Klemperer died of cancer Wednesday at his home in New York, said his publicist, Bernie Ilson.
Klemperer, who fled Germany in the 1930s with his father, Otto, a distinguished conductor, won two Emmy Awards for his portrayal of Klink on the 1960s sitcom about World War II Allied prisoners of war.
He also received a Tony nomination in 1988 as a feature actor in a musical for his role in Hal Prince's revival of Cabaret.
Klemperer's film credits included Death of a Scoundrel, The Goddess, Judgment at Nuremburg, and Ship of Fools.
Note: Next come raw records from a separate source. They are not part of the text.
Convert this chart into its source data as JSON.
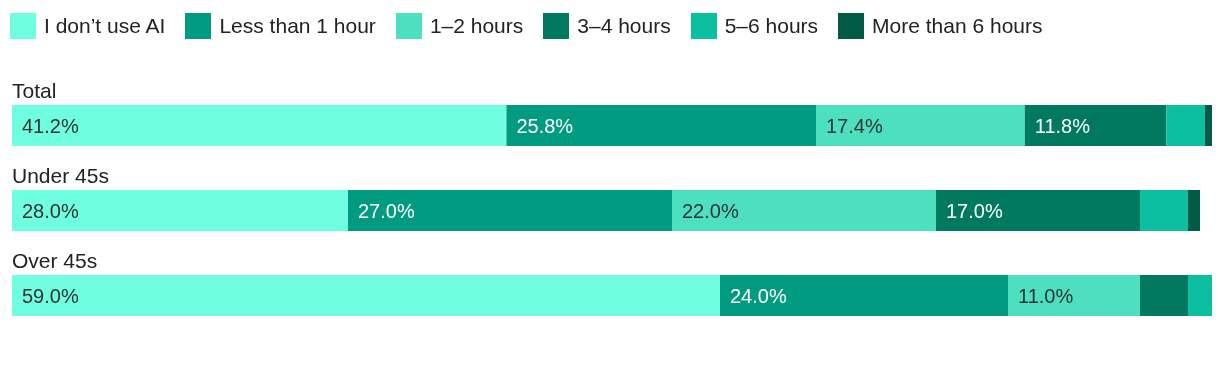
{
  "chart_data": {
    "type": "bar",
    "orientation": "horizontal",
    "stacked": true,
    "legend": "top left",
    "categories": [
      "Total",
      "Under 45s",
      "Over 45s"
    ],
    "series": [
      {
        "name": "I don’t use AI",
        "color": "#70fee0",
        "values": [
          41.2,
          28.0,
          59.0
        ],
        "value_labels": [
          "41.2%",
          "28.0%",
          "59.0%"
        ]
      },
      {
        "name": "Less than 1 hour",
        "color": "#009b80",
        "values": [
          25.8,
          27.0,
          24.0
        ],
        "value_labels": [
          "25.8%",
          "27.0%",
          "24.0%"
        ]
      },
      {
        "name": "1–2 hours",
        "color": "#4ce0c1",
        "values": [
          17.4,
          22.0,
          11.0
        ],
        "value_labels": [
          "17.4%",
          "22.0%",
          "11.0%"
        ]
      },
      {
        "name": "3–4 hours",
        "color": "#00795f",
        "values": [
          11.8,
          17.0,
          4.0
        ],
        "value_labels": [
          "11.8%",
          "17.0%",
          null
        ]
      },
      {
        "name": "5–6 hours",
        "color": "#0bbfa0",
        "values": [
          3.2,
          4.0,
          2.0
        ],
        "value_labels": [
          null,
          null,
          null
        ]
      },
      {
        "name": "More than 6 hours",
        "color": "#005c46",
        "values": [
          0.6,
          1.0,
          0
        ],
        "value_labels": [
          null,
          null,
          null
        ]
      }
    ]
  }
}
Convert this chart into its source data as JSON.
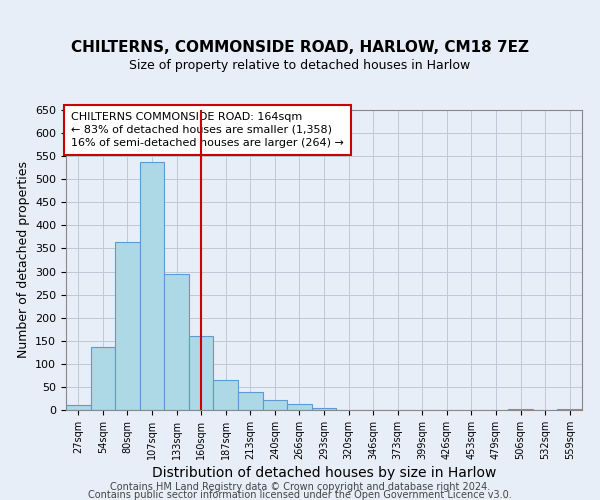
{
  "title": "CHILTERNS, COMMONSIDE ROAD, HARLOW, CM18 7EZ",
  "subtitle": "Size of property relative to detached houses in Harlow",
  "xlabel": "Distribution of detached houses by size in Harlow",
  "ylabel": "Number of detached properties",
  "bin_labels": [
    "27sqm",
    "54sqm",
    "80sqm",
    "107sqm",
    "133sqm",
    "160sqm",
    "187sqm",
    "213sqm",
    "240sqm",
    "266sqm",
    "293sqm",
    "320sqm",
    "346sqm",
    "373sqm",
    "399sqm",
    "426sqm",
    "453sqm",
    "479sqm",
    "506sqm",
    "532sqm",
    "559sqm"
  ],
  "bar_heights": [
    10,
    137,
    363,
    537,
    294,
    160,
    66,
    40,
    21,
    12,
    5,
    0,
    0,
    0,
    0,
    1,
    0,
    0,
    2,
    0,
    2
  ],
  "bar_color": "#add8e6",
  "bar_edge_color": "#5b9bd5",
  "vline_x": 5.0,
  "vline_color": "#cc0000",
  "annotation_line1": "CHILTERNS COMMONSIDE ROAD: 164sqm",
  "annotation_line2": "← 83% of detached houses are smaller (1,358)",
  "annotation_line3": "16% of semi-detached houses are larger (264) →",
  "ylim": [
    0,
    650
  ],
  "yticks": [
    0,
    50,
    100,
    150,
    200,
    250,
    300,
    350,
    400,
    450,
    500,
    550,
    600,
    650
  ],
  "footer_line1": "Contains HM Land Registry data © Crown copyright and database right 2024.",
  "footer_line2": "Contains public sector information licensed under the Open Government Licence v3.0.",
  "bg_color": "#e8eef8",
  "plot_bg_color": "#e8eef8",
  "title_bg_color": "#ffffff",
  "grid_color": "#c0c8d8",
  "title_fontsize": 11,
  "subtitle_fontsize": 9,
  "xlabel_fontsize": 10,
  "ylabel_fontsize": 9,
  "footer_fontsize": 7,
  "annotation_fontsize": 8
}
Klemperer also appeared as a narrator with nearly every major symphony orchestra in the United States. His repertoire included such works as Beethoven's Egmont and Fidelio, Stravinsky's L'Historie du Soldat and Oedipus Rex.
His narration of Mozart's The Impresario, with the Mostly Mozart Festival Orhcestra, aired on PBS's Live from Lincoln Center.
Klemperer's other Broadway roles included starring opposite Jose Ferrer in The Insect Comedy, and with Tallulah Bankhead in the 1955 production of Dear Charles. Most recently, he co-starred in the Circle in the Square's production of Chekhov's Uncle Vanya.
He also performed in various operas, including The Sound of Music, with the New York City Opera. He performed the role of Prince Orlofsky in Die Fledermaus, with opera companies in Seattle and Cleveland.
But for television sitcom fans, who can still see Hogan's Heroes in syndication, Klemperer will always be remembered as the bumbling, monocled Klink. He was the commandant of a prison camp of Allied soldiers who routinely sneaked out of the compound sometimes to attack the Nazi war effort and other times for other less patriotic endeavors.
He is survived by his wife, actress Kim Hamilton Klemperer; a son, and a daughter. A private funeral will be held and a memorial service will be scheduled at a later date.